There are four keys to being successful today that I have found;

#1: Take all players seriously.

Of Course you will find the players who have goals they will never achieve.  But you will also find the player who can by shear force of willpower raise his level of play above his talent level.  Good or bad, every player deserves to be taken seriously.  Sometimes that requires hard honesty but sometimes it also involves just listening, and then watching.  Someone took you seriously at some point in order to put you in your position if you are a coach, Adviser or mentor.  Young or old, all players need to be taken seriously.

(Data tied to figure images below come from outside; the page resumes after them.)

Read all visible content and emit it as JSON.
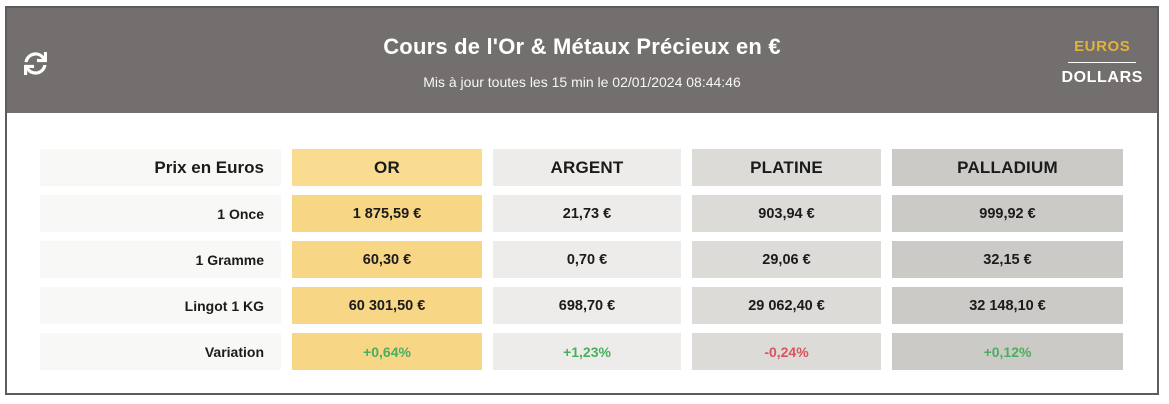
{
  "header": {
    "title": "Cours de l'Or & Métaux Précieux en €",
    "subtitle": "Mis à jour toutes les 15 min le 02/01/2024 08:44:46",
    "currency": {
      "active": "EUROS",
      "inactive": "DOLLARS"
    },
    "colors": {
      "band_background": "#736F6F",
      "active_currency": "#E2B23C",
      "inactive_currency": "#FFFFFF"
    }
  },
  "table": {
    "corner_label": "Prix en Euros",
    "label_column_bg": "#F8F8F6",
    "columns": [
      {
        "label": "OR",
        "header_bg": "#F9DC8F",
        "cell_bg": "#F7D685"
      },
      {
        "label": "ARGENT",
        "header_bg": "#EDECEA",
        "cell_bg": "#EDECEA"
      },
      {
        "label": "PLATINE",
        "header_bg": "#DCDBD8",
        "cell_bg": "#DCDBD8"
      },
      {
        "label": "PALLADIUM",
        "header_bg": "#CBCAC7",
        "cell_bg": "#CBCAC7"
      }
    ],
    "rows": [
      {
        "label": "1 Once",
        "values": [
          "1 875,59 €",
          "21,73 €",
          "903,94 €",
          "999,92 €"
        ]
      },
      {
        "label": "1 Gramme",
        "values": [
          "60,30 €",
          "0,70 €",
          "29,06 €",
          "32,15 €"
        ]
      },
      {
        "label": "Lingot 1 KG",
        "values": [
          "60 301,50 €",
          "698,70 €",
          "29 062,40 €",
          "32 148,10 €"
        ]
      },
      {
        "label": "Variation",
        "values": [
          "+0,64%",
          "+1,23%",
          "-0,24%",
          "+0,12%"
        ],
        "value_colors": [
          "#4BAE5F",
          "#4BAE5F",
          "#D9545E",
          "#4BAE5F"
        ]
      }
    ]
  }
}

#2: Under promise and over deliver.

Keep player and staff goals reasonable and attainable.  Do not talk championships, and call ups, in training camp.  Do not talk about first line minutes to any player, talk about earning ice time.  Do not talk about number one goaltender position, talk about earning it.  With lower expectations comes greater enjoyment of every success.

#3: Follow up, even when you may not feel like it.

A Mentor, Coach, or Adviser must learn time management skills.  It is critical in that he learns to find at least a little time each week to follow up with people within his organization, and those players he hopes to one day have in his organization that he has seen in the past.  Answer the emails, and if you can not, pay someone else to do it for you.  Follow up is critical, it is the difference between professional and bush league.

#4: Share wisdom, not cliché’s and meaningless stories.

Hockey is built upon knowledge of the game.  Knowledge is gained from learning by mistakes.  Do not be afraid to talk about failure, as well as success.  Both can be meaningful and teach the young people you work with.  Stop with the cliché’s and the stupid stories that really do nothing but name drop people from your past.  Sharing wisdom and knowledge is very much like being the person reading a story to school children, a good story will keep them engaged and help them learn.

To be sure I am not the know it all, but I have found these four things work for me and have helped me through four decades in the game.  Developing people, not just the player, is what the Mentor, Coach or good Adviser does.  Sure you can be the old style guy today, but you will not get far.  Growth is required from the leaders or the players, and not just the player.